Bei so viel Schönheit braucht es auch wieder einen schönen Scone mit Cappuccino. Das Kloster eigene Café ist hier gut aufgestellt. Zusätzlich schauen wir uns noch das Northgate Hotel auf dem Gelände an, ebenfalls in klösterlicher Hand und absolut empfehlenswert für einen Urlaub in perfekter Ruhe.

 

Wie für uns geschaffen liegt dann zwischen der Abtei und unserem Tagesziel der Dartmoor Nationalpark.

Dieses Granitmassif trägt vornehmlich Heide und Moor auf dem Rücken. Anfangs steuern wir über Straßen mit hohen Hecken links und rechts, die uns auch nicht das Geringste von der Landschaft offenbaren. Das bin ich nicht gewöhnt, denn im Reisebus schaut man über sie hinweg. Wieder mal ein Plus für Bus.

Irgendwann jedoch weitet sich das Gelände, und wir gelangen auf Anhöhen mit weiten Ausblicken über das Moor. Die Landschaft ist ein Traum. Mit uns teilen sich nur extrem wenige Touristen und jede Menge Dartmoor Ponies den Anblick. Die sind nicht sehr scheu und manchmal sogar fordernd frech, weil sie Handys für Futter halten, das wie selbstverständlich nur für sie da zu sein scheint.

Wir knipsen gefühlt 40 Gäule, weil natürlich an jeder Ecke noch ein schönerer steht. Die Schafe, die auf den Straßen ebenfalls Vorfahrt haben, sind für mich eher uninteressant. Zu viele davon schon in Schottland gesehen. Aber bei einer bildhübschen Hochlandrinderherde geht es dann doch wieder mit mir durch. Ich muss sagen, ich habe sie im Schottland natürlich gesehen, aber doch nicht in dem Maße wie man es für den nördlichen Landesteil erwarten würde. Hier im Dartmoor stehen sie einfach auf der Straße rum und wissen selbstverständlich wie schön sie sind.

Wir bestaunen sie auch bestimmt 15 Minuten, ehe sie entscheiden, dass wir auch etwas von der Strasse haben dürfen, um weiterzukommen.

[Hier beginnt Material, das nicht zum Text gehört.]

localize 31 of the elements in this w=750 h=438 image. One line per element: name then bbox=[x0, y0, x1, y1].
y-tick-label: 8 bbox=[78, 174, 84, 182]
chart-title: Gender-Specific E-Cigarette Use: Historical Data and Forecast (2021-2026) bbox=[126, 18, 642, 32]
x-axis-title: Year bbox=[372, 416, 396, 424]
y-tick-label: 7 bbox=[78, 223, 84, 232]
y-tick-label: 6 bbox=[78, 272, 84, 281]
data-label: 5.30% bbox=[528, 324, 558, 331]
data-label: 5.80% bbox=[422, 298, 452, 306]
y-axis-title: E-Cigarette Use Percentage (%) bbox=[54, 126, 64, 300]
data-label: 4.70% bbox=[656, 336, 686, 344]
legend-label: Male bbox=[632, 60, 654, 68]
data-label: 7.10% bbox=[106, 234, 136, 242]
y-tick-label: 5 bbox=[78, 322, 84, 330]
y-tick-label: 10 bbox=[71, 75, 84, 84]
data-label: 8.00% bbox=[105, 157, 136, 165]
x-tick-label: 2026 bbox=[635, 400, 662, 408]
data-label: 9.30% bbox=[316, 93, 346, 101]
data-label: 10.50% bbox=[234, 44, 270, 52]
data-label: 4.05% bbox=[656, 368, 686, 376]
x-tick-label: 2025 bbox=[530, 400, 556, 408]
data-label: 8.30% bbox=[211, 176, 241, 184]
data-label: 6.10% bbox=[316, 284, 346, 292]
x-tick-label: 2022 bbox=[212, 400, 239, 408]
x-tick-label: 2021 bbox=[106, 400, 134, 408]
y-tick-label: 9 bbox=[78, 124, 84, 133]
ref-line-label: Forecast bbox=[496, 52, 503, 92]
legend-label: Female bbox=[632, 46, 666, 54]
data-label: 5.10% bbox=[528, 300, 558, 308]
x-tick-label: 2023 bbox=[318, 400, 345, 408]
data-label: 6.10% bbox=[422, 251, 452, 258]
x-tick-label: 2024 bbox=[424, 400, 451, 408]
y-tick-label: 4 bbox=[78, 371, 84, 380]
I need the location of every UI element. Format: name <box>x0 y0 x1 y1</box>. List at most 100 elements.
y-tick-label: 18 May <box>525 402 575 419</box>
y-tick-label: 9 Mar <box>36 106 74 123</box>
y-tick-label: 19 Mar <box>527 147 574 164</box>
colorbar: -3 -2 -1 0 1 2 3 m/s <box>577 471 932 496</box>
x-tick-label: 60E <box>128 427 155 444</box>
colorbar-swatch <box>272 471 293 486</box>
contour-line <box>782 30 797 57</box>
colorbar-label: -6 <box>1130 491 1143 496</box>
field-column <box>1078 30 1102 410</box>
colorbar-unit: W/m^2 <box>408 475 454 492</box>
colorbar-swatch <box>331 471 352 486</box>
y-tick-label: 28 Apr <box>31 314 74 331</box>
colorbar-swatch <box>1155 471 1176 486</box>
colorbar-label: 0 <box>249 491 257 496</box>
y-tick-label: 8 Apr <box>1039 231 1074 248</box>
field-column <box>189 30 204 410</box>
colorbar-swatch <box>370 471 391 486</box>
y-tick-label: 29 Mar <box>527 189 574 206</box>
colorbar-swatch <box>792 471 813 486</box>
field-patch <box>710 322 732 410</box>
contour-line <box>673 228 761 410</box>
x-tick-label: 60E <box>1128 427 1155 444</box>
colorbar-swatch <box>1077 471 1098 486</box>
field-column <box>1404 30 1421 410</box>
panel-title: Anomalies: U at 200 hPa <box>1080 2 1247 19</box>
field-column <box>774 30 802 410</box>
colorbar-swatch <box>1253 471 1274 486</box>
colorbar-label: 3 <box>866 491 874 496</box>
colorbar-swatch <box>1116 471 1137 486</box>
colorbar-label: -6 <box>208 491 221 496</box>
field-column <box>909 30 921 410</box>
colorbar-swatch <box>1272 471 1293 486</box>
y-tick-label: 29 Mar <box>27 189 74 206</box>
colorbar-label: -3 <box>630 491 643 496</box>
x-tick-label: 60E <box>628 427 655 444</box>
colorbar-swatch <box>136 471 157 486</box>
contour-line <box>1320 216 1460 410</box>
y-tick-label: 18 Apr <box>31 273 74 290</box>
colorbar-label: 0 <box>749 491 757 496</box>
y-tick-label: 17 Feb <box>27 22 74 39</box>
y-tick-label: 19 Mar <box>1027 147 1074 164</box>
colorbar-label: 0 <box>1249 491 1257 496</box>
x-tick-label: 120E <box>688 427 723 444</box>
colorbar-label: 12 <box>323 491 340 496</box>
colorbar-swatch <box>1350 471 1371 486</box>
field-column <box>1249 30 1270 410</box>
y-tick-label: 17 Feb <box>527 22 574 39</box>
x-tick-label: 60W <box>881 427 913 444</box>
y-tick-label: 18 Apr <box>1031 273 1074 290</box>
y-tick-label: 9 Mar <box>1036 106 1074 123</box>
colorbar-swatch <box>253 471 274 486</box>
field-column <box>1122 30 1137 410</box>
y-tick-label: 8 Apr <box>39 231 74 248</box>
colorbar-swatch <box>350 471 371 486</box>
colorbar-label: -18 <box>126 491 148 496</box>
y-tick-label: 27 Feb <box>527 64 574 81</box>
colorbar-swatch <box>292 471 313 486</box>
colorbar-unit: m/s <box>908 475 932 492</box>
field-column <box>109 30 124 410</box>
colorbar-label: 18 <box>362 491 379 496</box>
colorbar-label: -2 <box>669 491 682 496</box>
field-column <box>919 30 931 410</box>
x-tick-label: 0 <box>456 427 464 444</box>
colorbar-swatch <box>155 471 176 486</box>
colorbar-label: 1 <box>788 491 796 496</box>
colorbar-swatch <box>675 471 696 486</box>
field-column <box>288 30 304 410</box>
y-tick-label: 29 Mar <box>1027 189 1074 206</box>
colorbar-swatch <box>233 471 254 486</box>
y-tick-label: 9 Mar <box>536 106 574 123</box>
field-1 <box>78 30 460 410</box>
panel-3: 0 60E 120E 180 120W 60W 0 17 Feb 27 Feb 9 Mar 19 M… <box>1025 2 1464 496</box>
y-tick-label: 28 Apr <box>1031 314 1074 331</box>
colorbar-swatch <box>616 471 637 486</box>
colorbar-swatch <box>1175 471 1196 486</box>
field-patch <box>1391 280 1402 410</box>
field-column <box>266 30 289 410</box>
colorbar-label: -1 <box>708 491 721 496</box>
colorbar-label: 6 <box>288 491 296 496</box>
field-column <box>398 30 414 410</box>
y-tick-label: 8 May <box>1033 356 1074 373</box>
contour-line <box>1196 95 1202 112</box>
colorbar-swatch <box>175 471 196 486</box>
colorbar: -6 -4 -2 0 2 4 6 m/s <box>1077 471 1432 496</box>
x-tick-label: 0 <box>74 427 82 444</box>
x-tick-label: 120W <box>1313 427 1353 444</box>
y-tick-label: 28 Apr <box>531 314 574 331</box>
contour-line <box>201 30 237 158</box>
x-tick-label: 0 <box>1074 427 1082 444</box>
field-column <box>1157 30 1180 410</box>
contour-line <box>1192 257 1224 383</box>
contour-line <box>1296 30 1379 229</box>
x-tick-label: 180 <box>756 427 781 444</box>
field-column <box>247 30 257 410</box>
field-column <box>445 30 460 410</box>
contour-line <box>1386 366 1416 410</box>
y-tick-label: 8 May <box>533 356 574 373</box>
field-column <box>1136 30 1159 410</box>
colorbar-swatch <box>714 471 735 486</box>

In Ilminster habe ich mit dem Shrubbery Hotel etwas Gutes ausgesucht. Im Mai werden wir mit unseren Reisegästen das Hotel komplett für uns alleine haben. Es ist sehr gemütlich hier. Auch wieder typisch englisch, mit viel Teppich, Stuckdecken bis zum Abwinken und schrumpeligen "Double-Glazed Windows" wie bereits beschrieben.

Die Zimmer erreicht man zu Fuß über unebene Treppen und dann durch unendliche Gänge mit gefühlt 25 Feuertüren. Aber die Atmosphäre stimmt. Man kann draußen sitzen und in die weite Landschaft Somersets gucken, wo übrigens enorme Flächen mit Apfelbäumen die Dauerversorgung mit leckerem Cider garantieren.

 

Für die Rückfahrt nehmen wir uns trotz 300 km Fahrtstrecke wieder einiges vor. Jetzt sind wir ja gestählt und wissen, dass wir sowieso wieder im Dunkeln ankommen. Was soll´s. Es ist eben November. Das Wetter ist wieder prima, es geht los Richtung Lenham in Kent.

Absolutes Muss auf dem Weg, wenn auch ein Umweg, ist Castle Combe in den Cotswolds, einer meiner Lieblingslandstriche in England. Goldgelbe Häuser aus Sandstein mit tollen Türen mit noch tolleren Türklopfern stehen hier zuhauf. Du musst nur ein paar Autos wegfahren, einige Papierkörbe verstecken und vielleicht das E II R (Elizabeth II Regina) an den Briefkästen der Royal Mail retuschieren und schon ist die Location für Filme, die im 19. Jahrhundert und Anfang 20. spielen, perfekt. Wir spazieren durch den Ort, in dem glücklicherweise nur Anwohner parken dürfen, und genießen eine schöne Stunde im Flair von Good Old England.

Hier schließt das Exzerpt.